One of Costa Rica’s prettiest and long-restricted beaches — Playa Blanca, near the Punta Leona resort in the central Pacific area of Garabito — is now open to the public around the clock after the municipality removed a control gate that for years limited who could drive in.
The Municipalidad de Garabito sent crews on Thursday to dismantle the “aguja,” or barrier arm, at the entrance to the Punta Leona complex in what Mayor Francisco González described as enforcement of a 2001 court ruling declaring the access road public. The municipality says Playa Blanca is now open 24 hours a day, seven days a week, and that it will run patrols to guarantee free passage and public use of the shoreline.
The move ends, at least for now, a dispute that has simmered for years. Punta Leona rejected the operation as an arbitrary intervention on private property, arguing the road and entrance structures sit on duly registered private land. The resort had previously won precautionary measures that kept the gate in place; the municipality says one such measure was thrown out the Tuesday before the gate came down. The removal led to a confrontation between resort staff and police; accounts of the number detained vary, with La Nación and Delfino reporting three and Monumental reporting two.

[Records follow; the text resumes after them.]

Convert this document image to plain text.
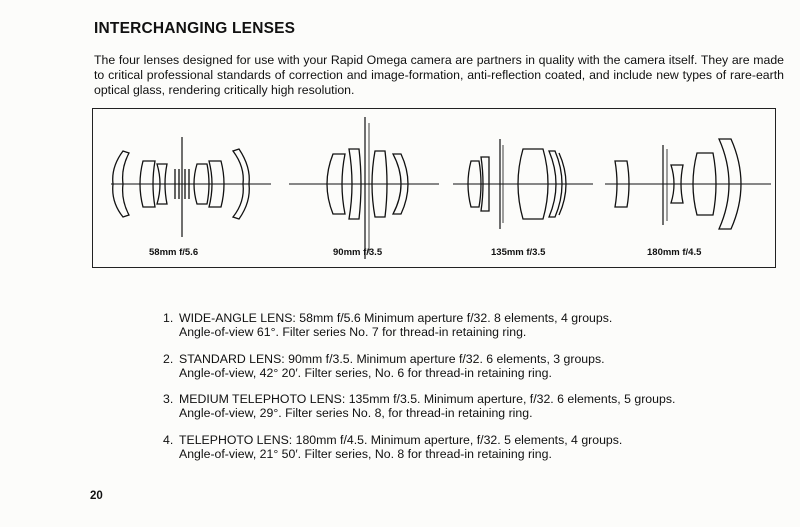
INTERCHANGING LENSES
The four lenses designed for use with your Rapid Omega camera are partners in quality with the camera itself. They are made to critical professional standards of correction and image-formation, anti-reflection coated, and include new types of rare-earth optical glass, rendering critically high resolution.
58mm f/5.6	90mm f/3.5	135mm f/3.5	180mm f/4.5
1. WIDE-ANGLE LENS: 58mm f/5.6 Minimum aperture f/32. 8 elements, 4 groups.
Angle-of-view 61°. Filter series No. 7 for thread-in retaining ring.
2. STANDARD LENS: 90mm f/3.5. Minimum aperture f/32. 6 elements, 3 groups.
Angle-of-view, 42° 20′. Filter series, No. 6 for thread-in retaining ring.
3. MEDIUM TELEPHOTO LENS: 135mm f/3.5. Minimum aperture, f/32. 6 elements, 5 groups.
Angle-of-view, 29°. Filter series No. 8, for thread-in retaining ring.
4. TELEPHOTO LENS: 180mm f/4.5. Minimum aperture, f/32. 5 elements, 4 groups.
Angle-of-view, 21° 50′. Filter series, No. 8 for thread-in retaining ring.
20
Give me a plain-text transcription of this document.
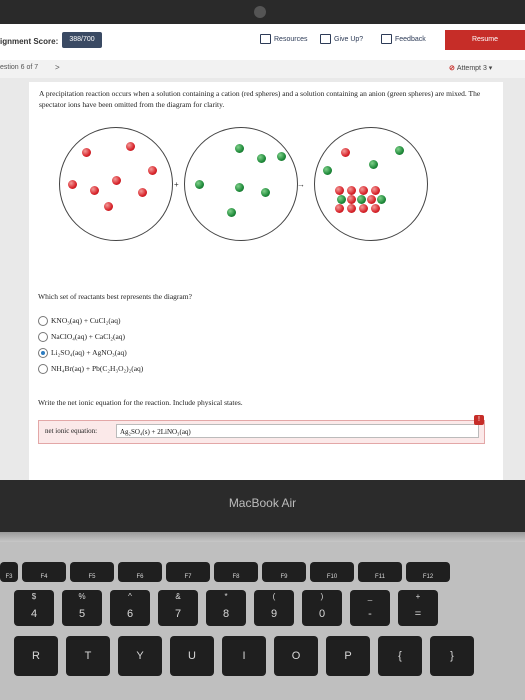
ignment Score:	388/700	Resources	Give Up?	Feedback	Resume
estion 6 of 7 >	⊘ Attempt 3 ▾
A precipitation reaction occurs when a solution containing a cation (red spheres) and a solution containing an anion (green spheres) are mixed. The spectator ions have been omitted from the diagram for clarity.
+	→
Which set of reactants best represents the diagram?
KNO₃(aq) + CuCl₂(aq)
NaClO₄(aq) + CaCl₂(aq)
Li₂SO₄(aq) + AgNO₃(aq)
NH₄Br(aq) + Pb(C₂H₃O₂)₂(aq)
Write the net ionic equation for the reaction. Include physical states.
net ionic equation:	Ag₂SO₄(s) + 2LiNO₃(aq)
!
MacBook Air
F3	F4	F5	F6	F7	F8	F9	F10	F11	F12
$
4
%
5
^
6
&
7
*
8
(
9
)
0
_
-
+
=
R	T	Y	U	I	O	P	{	}
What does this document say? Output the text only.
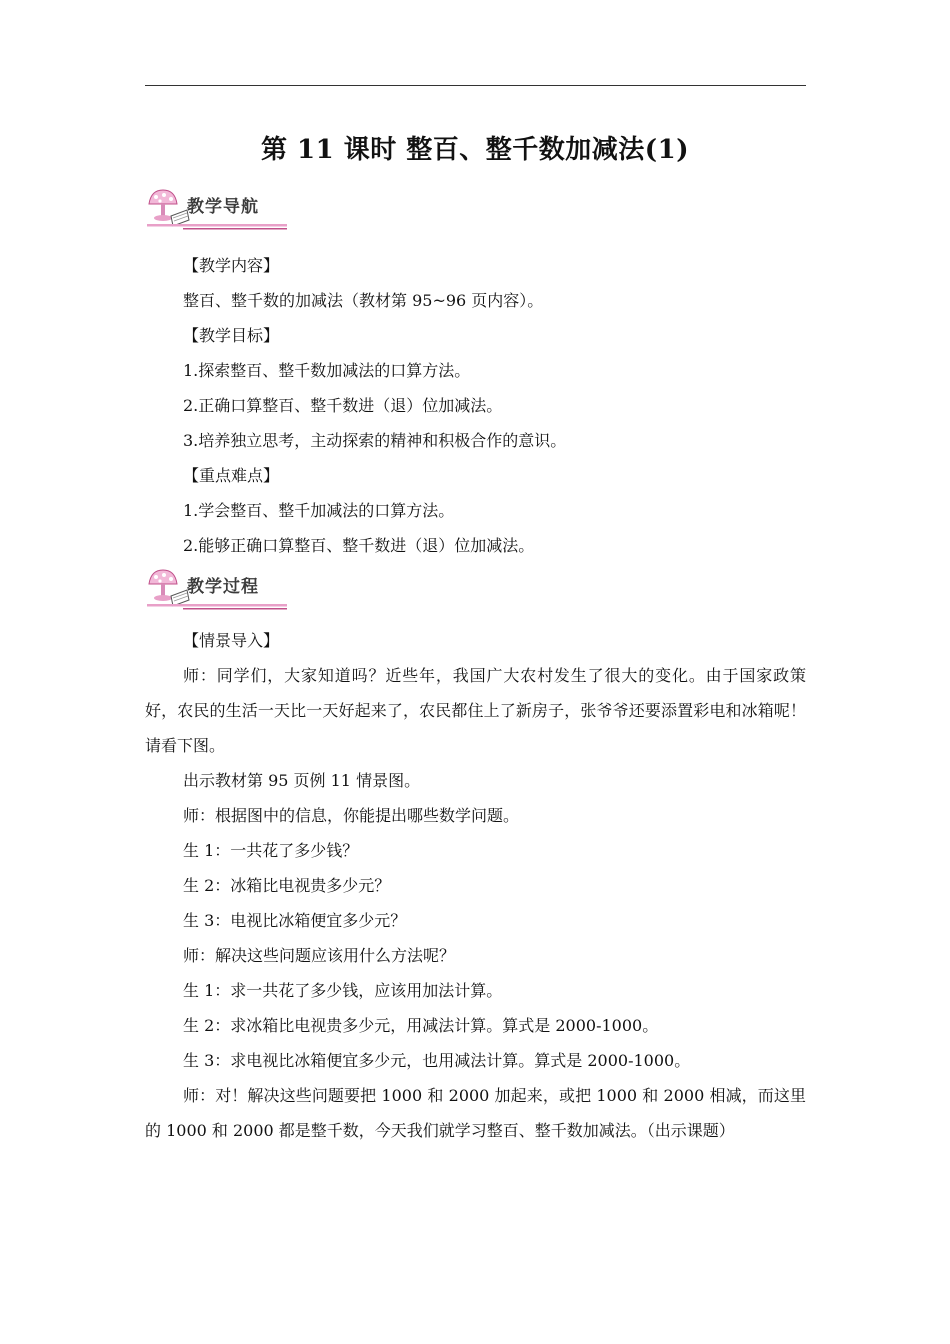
第 11 课时 整百、整千数加减法(1)
教学导航

【教学内容】

整百、整千数的加减法（教材第 95~96 页内容）。

【教学目标】

1.探索整百、整千数加减法的口算方法。

2.正确口算整百、整千数进（退）位加减法。

3.培养独立思考，主动探索的精神和积极合作的意识。

【重点难点】

1.学会整百、整千加减法的口算方法。

2.能够正确口算整百、整千数进（退）位加减法。

教学过程

【情景导入】

师：同学们，大家知道吗？近些年，我国广大农村发生了很大的变化。由于国家政策好，农民的生活一天比一天好起来了，农民都住上了新房子，张爷爷还要添置彩电和冰箱呢！请看下图。

出示教材第 95 页例 11 情景图。

师：根据图中的信息，你能提出哪些数学问题。

生 1：一共花了多少钱？

生 2：冰箱比电视贵多少元？

生 3：电视比冰箱便宜多少元？

师：解决这些问题应该用什么方法呢？

生 1：求一共花了多少钱，应该用加法计算。

生 2：求冰箱比电视贵多少元，用减法计算。算式是 2000-1000。

生 3：求电视比冰箱便宜多少元，也用减法计算。算式是 2000-1000。

师：对！解决这些问题要把 1000 和 2000 加起来，或把 1000 和 2000 相减，而这里的 1000 和 2000 都是整千数，今天我们就学习整百、整千数加减法。（出示课题）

González invoked Costa Rica’s Zona Marítimo Terrestre law, under which beaches and the first 50 meters above the high-tide line are public, and said it is unacceptable for visitors to have to ask permission to reach the coast. He predicted a surge in visitation now that access is open, though he noted the route is meant mainly for people arriving on foot rather than driving all the way to the sand. A security booth staffed by a resort employee reportedly remains at the entrance but is no longer blocking passage.
For those in the area, the change opens a postcard-quality, calm-water beach that had effectively been the preserve of Punta Leona members and nearby condominium owners. Visitors should bear in mind that the situation is ongoing and the legal fight may not be over, that driving to the sand is not guaranteed, and that this is a walk-in beach day with no public services — so respect private property within the complex and come prepared.